„Solange nichts entschieden ist, ist es ein Thema“
In Obing sitzt der Schock noch tief - Mutmaßlicher Vergewaltiger steht bald vor Gericht
- VonMichael Weiserschließen
Eine Woche lang befand sich Obing in Schockstarre, die Polizei sprach von einem „extremen Fall“: Ein Dreivierteljahr nach der Untat soll sich der mutmaßliche Vergewaltiger von Obing vor Gericht verantworten. Wann die Verhandlung beginnt.

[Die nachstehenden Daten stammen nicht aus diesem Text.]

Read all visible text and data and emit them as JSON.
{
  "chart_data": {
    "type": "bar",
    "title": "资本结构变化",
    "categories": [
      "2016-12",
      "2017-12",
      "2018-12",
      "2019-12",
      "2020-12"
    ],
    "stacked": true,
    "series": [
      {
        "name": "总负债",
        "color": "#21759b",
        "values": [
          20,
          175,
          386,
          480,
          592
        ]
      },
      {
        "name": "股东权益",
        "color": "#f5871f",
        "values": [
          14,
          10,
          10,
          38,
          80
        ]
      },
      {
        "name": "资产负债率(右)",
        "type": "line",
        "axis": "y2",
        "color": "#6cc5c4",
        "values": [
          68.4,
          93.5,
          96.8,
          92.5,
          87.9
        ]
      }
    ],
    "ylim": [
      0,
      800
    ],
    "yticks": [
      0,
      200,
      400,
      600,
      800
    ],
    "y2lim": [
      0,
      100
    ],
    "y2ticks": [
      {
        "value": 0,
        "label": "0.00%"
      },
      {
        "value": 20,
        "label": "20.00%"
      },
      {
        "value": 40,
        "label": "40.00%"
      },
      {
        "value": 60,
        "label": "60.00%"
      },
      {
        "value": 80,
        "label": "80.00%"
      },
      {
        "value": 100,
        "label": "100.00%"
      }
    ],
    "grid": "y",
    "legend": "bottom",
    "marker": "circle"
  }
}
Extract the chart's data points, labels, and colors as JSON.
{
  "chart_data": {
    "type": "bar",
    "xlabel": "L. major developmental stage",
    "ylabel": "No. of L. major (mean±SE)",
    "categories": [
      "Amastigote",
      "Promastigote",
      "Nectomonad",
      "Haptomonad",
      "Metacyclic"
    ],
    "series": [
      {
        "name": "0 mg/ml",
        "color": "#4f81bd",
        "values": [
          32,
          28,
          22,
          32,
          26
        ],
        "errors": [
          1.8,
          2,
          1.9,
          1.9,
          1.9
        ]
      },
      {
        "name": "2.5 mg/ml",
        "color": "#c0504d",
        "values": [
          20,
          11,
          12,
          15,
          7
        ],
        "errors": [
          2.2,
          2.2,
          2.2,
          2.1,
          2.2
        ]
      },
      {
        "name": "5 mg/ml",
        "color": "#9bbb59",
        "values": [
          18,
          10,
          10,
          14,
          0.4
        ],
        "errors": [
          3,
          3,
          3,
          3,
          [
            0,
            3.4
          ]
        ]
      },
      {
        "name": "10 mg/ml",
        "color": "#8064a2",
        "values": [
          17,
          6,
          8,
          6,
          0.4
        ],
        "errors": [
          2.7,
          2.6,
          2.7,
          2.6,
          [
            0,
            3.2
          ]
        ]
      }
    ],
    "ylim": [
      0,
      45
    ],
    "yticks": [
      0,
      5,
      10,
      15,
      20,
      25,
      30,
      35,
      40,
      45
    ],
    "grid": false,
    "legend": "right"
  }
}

Obing/Traunstein - Der Rosenheimer Harald Baumgärtl ist in diesen Tagen vermutlich einer der meistbeschäftigten Anwälte des Freistaats. Er vertritt den Tatverdächtigen im Fall Hanna, er wird in wenigen Wochen auch die wegen versuchten Mordes an ihrem Vater angeklagte Frau aus Kiefersfelden verteidigen, deren Festnahme auf Mallorca bundesweit für Aufsehen sorgte.

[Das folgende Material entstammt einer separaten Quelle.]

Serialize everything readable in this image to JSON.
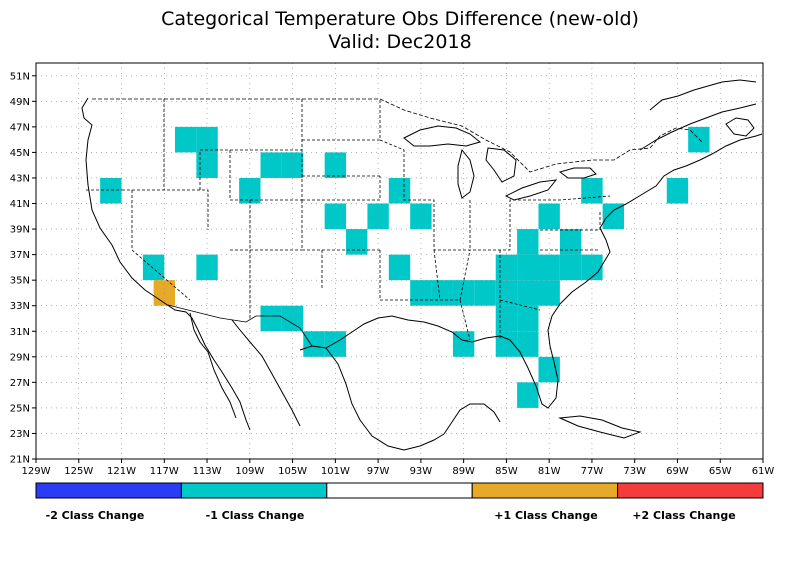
{
  "title": "Categorical Temperature Obs Difference (new-old)",
  "subtitle": "Valid: Dec2018",
  "lon_ticks": [
    "129W",
    "125W",
    "121W",
    "117W",
    "113W",
    "109W",
    "105W",
    "101W",
    "97W",
    "93W",
    "89W",
    "85W",
    "81W",
    "77W",
    "73W",
    "69W",
    "65W",
    "61W"
  ],
  "lat_ticks": [
    "51N",
    "49N",
    "47N",
    "45N",
    "43N",
    "41N",
    "39N",
    "37N",
    "35N",
    "33N",
    "31N",
    "29N",
    "27N",
    "25N",
    "23N",
    "21N"
  ],
  "legend": [
    {
      "label": "-2 Class Change",
      "color": "#2a3cf5",
      "value": -2
    },
    {
      "label": "-1 Class Change",
      "color": "#00c8c8",
      "value": -1
    },
    {
      "label": "",
      "color": "#ffffff",
      "value": 0
    },
    {
      "label": "+1 Class Change",
      "color": "#e6aa28",
      "value": 1
    },
    {
      "label": "+2 Class Change",
      "color": "#f53c3c",
      "value": 2
    }
  ],
  "colors": {
    "minus1": "#00c8c8",
    "plus1": "#e6aa28"
  },
  "cells_minus1": [
    [
      122,
      42
    ],
    [
      118,
      36
    ],
    [
      115,
      46
    ],
    [
      113,
      46
    ],
    [
      113,
      44
    ],
    [
      113,
      36
    ],
    [
      109,
      42
    ],
    [
      107,
      44
    ],
    [
      105,
      44
    ],
    [
      101,
      44
    ],
    [
      101,
      40
    ],
    [
      99,
      38
    ],
    [
      97,
      40
    ],
    [
      95,
      42
    ],
    [
      93,
      40
    ],
    [
      95,
      36
    ],
    [
      93,
      34
    ],
    [
      91,
      34
    ],
    [
      89,
      34
    ],
    [
      87,
      34
    ],
    [
      89,
      30
    ],
    [
      107,
      32
    ],
    [
      105,
      32
    ],
    [
      103,
      30
    ],
    [
      101,
      30
    ],
    [
      83,
      38
    ],
    [
      79,
      38
    ],
    [
      81,
      40
    ],
    [
      75,
      40
    ],
    [
      77,
      42
    ],
    [
      69,
      42
    ],
    [
      67,
      46
    ],
    [
      85,
      36
    ],
    [
      83,
      36
    ],
    [
      81,
      36
    ],
    [
      79,
      36
    ],
    [
      77,
      36
    ],
    [
      85,
      34
    ],
    [
      83,
      34
    ],
    [
      81,
      34
    ],
    [
      85,
      32
    ],
    [
      83,
      32
    ],
    [
      85,
      30
    ],
    [
      83,
      30
    ],
    [
      81,
      28
    ],
    [
      83,
      26
    ]
  ],
  "cells_plus1": [
    [
      117,
      34
    ]
  ]
}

Und schon in Kürze wird Baumgärtl jenen Mann vor dem Landgericht in Traunstein vertreten, den der Staatsanwalt für ein weiteres besonders schlimmes Verbrechen verantwortlich macht: Der Beschuldigte soll im April in Obing eine 54-jährige Frau vergewaltigt haben.
Soll, wohlgemerkt. Denn bis zum Abschluss des Verfahrens gilt der Mann natürlich nicht als schuldig. „Wir haben die Hauptverhandlung im Januar. Dann beginnt die Geschichte“, sagt Baumgärtl. Erster Verhandlungstag ist nach Auskunft des Landgerichts in Traunstein der 11. Januar, weitere Verhandlungen sind für 23., 25. und 27. Januar angesetzt.

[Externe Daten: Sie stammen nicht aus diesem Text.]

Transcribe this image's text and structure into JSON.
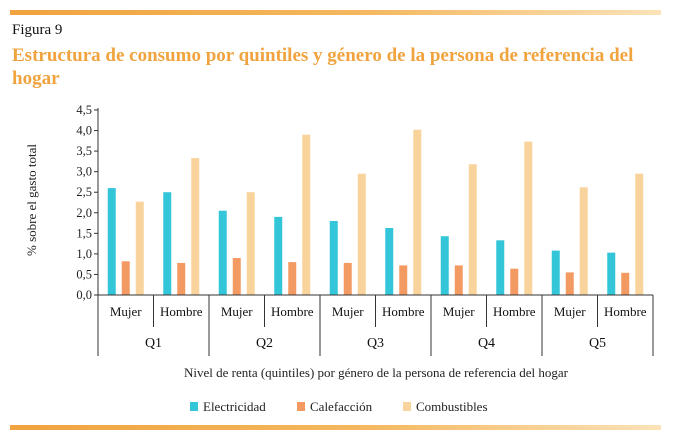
{
  "figure": {
    "label": "Figura 9",
    "title": "Estructura de consumo por quintiles y género de la persona de referencia del hogar"
  },
  "colors": {
    "accent": "#f0a33e",
    "Electricidad": "#33c6d8",
    "Calefacción": "#f39a62",
    "Combustibles": "#f8d39b"
  },
  "chart_data": {
    "type": "bar",
    "title": "",
    "ylabel": "% sobre el gasto total",
    "xlabel": "Nivel de renta (quintiles) por género de la persona de referencia del hogar",
    "ylim": [
      0,
      4.5
    ],
    "yticks": [
      "0,0",
      "0,5",
      "1,0",
      "1,5",
      "2,0",
      "2,5",
      "3,0",
      "3,5",
      "4,0",
      "4,5"
    ],
    "groups": [
      "Q1",
      "Q2",
      "Q3",
      "Q4",
      "Q5"
    ],
    "categories": [
      "Mujer",
      "Hombre",
      "Mujer",
      "Hombre",
      "Mujer",
      "Hombre",
      "Mujer",
      "Hombre",
      "Mujer",
      "Hombre"
    ],
    "legend_position": "bottom",
    "grid": false,
    "series": [
      {
        "name": "Electricidad",
        "values": [
          2.6,
          2.5,
          2.05,
          1.9,
          1.8,
          1.63,
          1.43,
          1.33,
          1.08,
          1.03
        ]
      },
      {
        "name": "Calefacción",
        "values": [
          0.82,
          0.78,
          0.9,
          0.8,
          0.78,
          0.72,
          0.72,
          0.64,
          0.55,
          0.54
        ]
      },
      {
        "name": "Combustibles",
        "values": [
          2.27,
          3.33,
          2.5,
          3.9,
          2.95,
          4.02,
          3.18,
          3.73,
          2.62,
          2.95
        ]
      }
    ]
  }
}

Polizei sprach von einem „sehr extremen“ Fall
Die Straftat sorgte über die Landkreisgrenzen hinaus für Abscheu und Empörung. In der Nacht auf den 2. April war die 54-Jährige von einem Unbekannten brutal überfallen und mehrfach vergewaltigt worden. Die Polizei ermittelte mit Hochdruck in dem schrecklichen Fall. Polizeisprecher Stefan Sonntag nannte diesen seinerzeit „sehr extrem“.
Eine derart brutale Vergewaltigung im öffentlichen Raum habe es „seit Jahren nicht mehr gegeben“, sagte Sonntag. Der Unbekannte hatte die Frau am 2. April gegen 0.30 Uhr überfallen, als sie sich auf dem Heimweg von ihrer Arbeitsstätte in einer Gaststätte befand. Er sprang die Frau von hinten an, überwältigte sie und zerrte sie in ein nahegelegenes Feld westlich der Kienberger Straße. Eine Stunde lang soll er sich an ihr vergangen haben.
Polizeireiter patrouillierten in Obing
Die Frau hatte sich dann in ihr nur 100 Meter entferntes Zuhause schleppen können. Ein Angehöriger verständigte die Polizei. Die hatte in den kommenden Tagen nicht nur mit den Ermittlungen zu tun, sondern war auch verstärkt in Obing unterwegs. Die Einwohner des Ortes reagierten verängstigt auf die Gewalttat, zumal bekannt wurde, dass bereits wenige Wochen zuvor eine Frau mit einem Messer bedroht worden war.
So bemühte sich die Polizei, auch mit berittenen Sicherheitskräften Präsenz zu zeigen. Bürgermeister Josef Huber sprach seinerzeit von einer „großen Verunsicherung“ in der Bevölkerung, die Stimmung sei „sehr bedrückt“. Noch im Sommer herrschte unter der Oberfläche Unruhe. „Bei Festen und dergleichen war das schon immer wieder ein Thema“, sagt Huber.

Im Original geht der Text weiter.